This past month saw The Residents: Re-Viewed open at the Museum of Modern Art. It was both an exhibit and a promotional tour, featuring six new videos inspired by the same 90-second clip from the band’s River of Crime. It was less inspiring to realize that MoMA was serving the same purpose as rock clubs back when The Residents booked a tour of its videos in the early ’80s.
Hardy Fox, serving as the band’s representative from the Cryptic Corporation headquarters, has a spin to keep that from seeming nostalgic: “It’s sort of a natural progression, isn’t it? As people get older and more mature, the way their history is looked at also matures.”
That’s a nice way of saying that we’re all becoming museum pieces. To be fair, The Residents is as modern as ever. River of Crime and the new Tweedles album are demanding and ambitious. The band also recently pulled off a marketing maneuver brilliant in its simplicity.
River of Crime was originally presented as digital downloads, with the band offering blank CDs in a case with complete artwork. Simply upload the content via an access code—included in the cost of the artwork—and you have genuine product. That kind of thing could save music retail.

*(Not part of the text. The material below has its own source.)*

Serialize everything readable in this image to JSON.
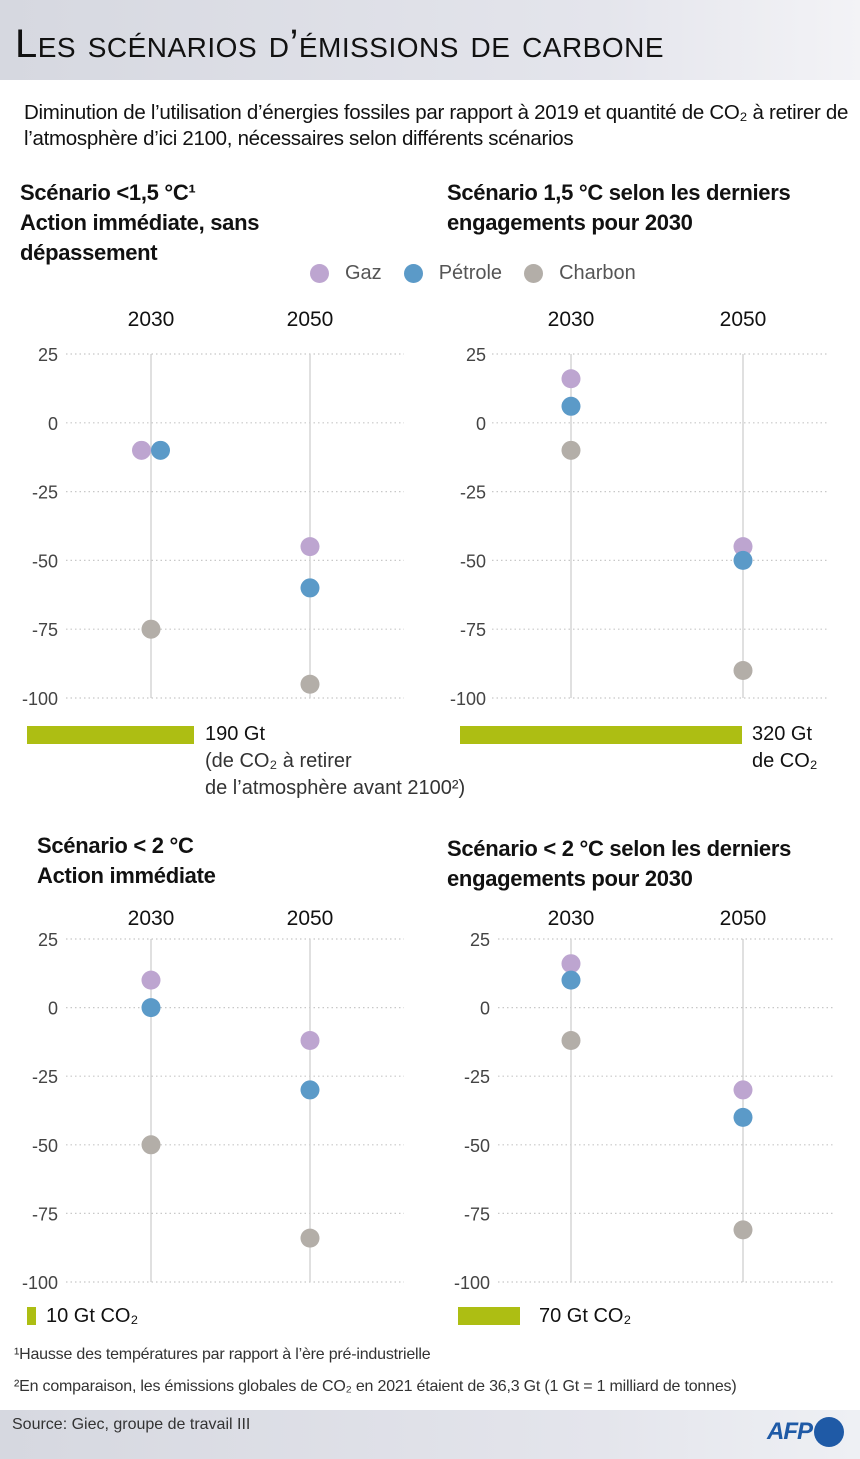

Fox, however, adds a note of simple perverse enjoyment. “The idea of releasing a blank CD,” he explains, “was just too fascinating for the band to pass up. Record companies think in terms of what’s safest. They’re scared to take a chance—and, realistically, rightfully so. What we’ve done also creates a lot of confusion. Some of our customers don’t understand what the blank CDs are. Record companies don’t have to deal with those people over the phone.”
That’s a sad truth leading to the other sad truth of the MoMA exhibit. You might think Residents discs are handed out at college orientation. In truth, any band that’s been around since 1972 has an aging audience.
“Absolutely,” says Fox. “There’s an audience for whom downloading is a complete mystery. They like going to the shop and flipping through the physical product. We thought this would be the happy medium. Maybe we’ll start putting blank CDs in nice packages, and then they can fill them with other people’s music, as well.”
That same audience can now buy River of Crime as a traditional release. Tweedles is just as easily found on a Warners subsidiary. In fact, The Residents are currently under contract to two separate Warners subsidiaries. That’s pretty good for a band that’s spent its career refusing to do interviews or even reveal its members’ identities.
Which leaves Fox (frequently rumored as a Resident himself) in a weird position. “Listen,” he explains, “I’ve had to turn down CNN. It’s weird because people want to know how The Residents think, and that’s not easy for me to respond to. I have to make it clear that I don’t know. People want information from the band. They don’t want to talk to me. That’s fine with me. I don’t care—but record companies do.”